The most common cancers in children are (childhood) leukemia (32%), brain tumors (18%), and lymphomas (11%). In 2005, 4.1 of every 100,000 young people under 20 years of age in the U.S. were diagnosed with leukemia, and 0.8 per 100,000 died from it. The number of new cases was highest among the 1–4 age group, but the number of deaths was highest among the 10–14 age group. In 2005, 2.9 of every 100,000 people 0–19 years of age were found to have cancer of the brain or central nervous system, and 0.7 per 100,000 died from it. These cancers were found most often in children between 1 and 4 years of age, but the most deaths occurred among those aged 5–9. The main subtypes of brain and central nervous system tumors in children are: astrocytoma, brain stem glioma, craniopharyngioma, desmoplastic infantile ganglioglioma, ependymoma, high-grade glioma, medulloblastoma and atypical teratoid rhabdoid tumor.

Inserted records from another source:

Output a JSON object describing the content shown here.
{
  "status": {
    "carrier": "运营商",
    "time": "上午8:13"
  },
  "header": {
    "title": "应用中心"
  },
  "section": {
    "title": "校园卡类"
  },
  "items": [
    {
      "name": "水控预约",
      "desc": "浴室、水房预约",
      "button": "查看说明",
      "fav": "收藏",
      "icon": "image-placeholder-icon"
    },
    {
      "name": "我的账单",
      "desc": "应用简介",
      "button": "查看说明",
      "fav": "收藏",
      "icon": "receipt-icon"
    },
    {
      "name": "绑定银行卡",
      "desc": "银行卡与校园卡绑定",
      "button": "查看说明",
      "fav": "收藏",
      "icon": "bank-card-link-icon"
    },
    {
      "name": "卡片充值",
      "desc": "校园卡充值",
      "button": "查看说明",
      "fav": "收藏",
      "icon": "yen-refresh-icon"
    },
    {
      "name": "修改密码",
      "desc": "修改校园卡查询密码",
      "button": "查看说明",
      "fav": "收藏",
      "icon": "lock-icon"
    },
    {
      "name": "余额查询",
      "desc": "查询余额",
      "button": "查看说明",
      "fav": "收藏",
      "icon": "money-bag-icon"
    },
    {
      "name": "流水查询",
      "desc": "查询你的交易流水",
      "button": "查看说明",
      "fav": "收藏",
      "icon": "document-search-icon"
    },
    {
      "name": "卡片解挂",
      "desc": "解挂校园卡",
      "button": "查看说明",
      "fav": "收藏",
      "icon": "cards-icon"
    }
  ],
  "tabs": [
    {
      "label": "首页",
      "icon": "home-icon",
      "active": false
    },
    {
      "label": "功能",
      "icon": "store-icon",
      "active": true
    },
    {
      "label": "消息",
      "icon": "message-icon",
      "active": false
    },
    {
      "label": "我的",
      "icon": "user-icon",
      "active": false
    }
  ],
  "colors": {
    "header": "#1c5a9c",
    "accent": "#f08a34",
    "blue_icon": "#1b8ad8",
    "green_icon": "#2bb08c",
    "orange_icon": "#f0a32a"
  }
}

Childhood cancer (also known as pediatric cancer) is cancer in a child. In the United States, an arbitrarily adopted standard of the ages used are 0–14 years inclusive, that is, up to 14 years 11.9 months of age. However, the definition of childhood cancer sometimes includes young adults between 15–19 years old. Pediatric oncology is the branch of medicine concerned with the diagnosis and treatment of cancer in children.
Worldwide, it is estimated that childhood cancer has an incidence of more than 175,000 per year, and a mortality rate of approximately 96,000 per year. In developed countries, childhood cancer has a mortality of approximately 20% of cases. In low resource settings, on the other hand, mortality is approximately 80%, or even 90% in the world’s poorest countries. In many developed countries the incidence is slowly increasing, as rates of childhood cancer increased by 0.6% per year between 1975 and 2002 in the United States, and by 1.1% per year between 1978 and 1997 in Europe.
Internationally, the greatest variation in childhood cancer incidence occurs when comparing high-income countries to low-income ones. This may result from differences in being able to diagnose cancer, differences in risk among different ethnic or racial population subgroups, as well as differences in risk factors. An example of differing risk factors is in cases of pediatric Burkitt lymphoma, a form of non-Hodgkin lymphoma that sickens 6 to 7 children out of every 100,000 annually in parts of sub-Saharan Africa, where it is associated with a history of infection by both Epstein-Barr virus and malaria. In industrialized countries, Burkitt lymphoma is not associated with these infectious conditions.
In the United States, cancer is the second most common cause of death among children between the ages of 1 and 14 years, exceeded only by accidents. More than 16 out of every 100,000 children and teens in the U.S. were diagnosed with cancer, and nearly 3 of every 100,000 died from the disease. In the United States in 2012, it was estimated that there was an incidence of 12,000 new cases, and 1,300 deaths, from cancer among children 0 to 14 years of age.
Families, caregivers, charities and research groups across the United States observe September as Childhood Cancer Awareness Month. In the U.S., 15,780 children under the age of 21 are diagnosed with cancer every year; approximately 1/4 of them will not survive the disease. A diagnosis turns the lives of the entire family upside down. The objective of Childhood Cancer Awareness Month is to put a spotlight on the types of cancer that largely affect children, survivorship issues, and – importantly – to help raise funds for research and family support.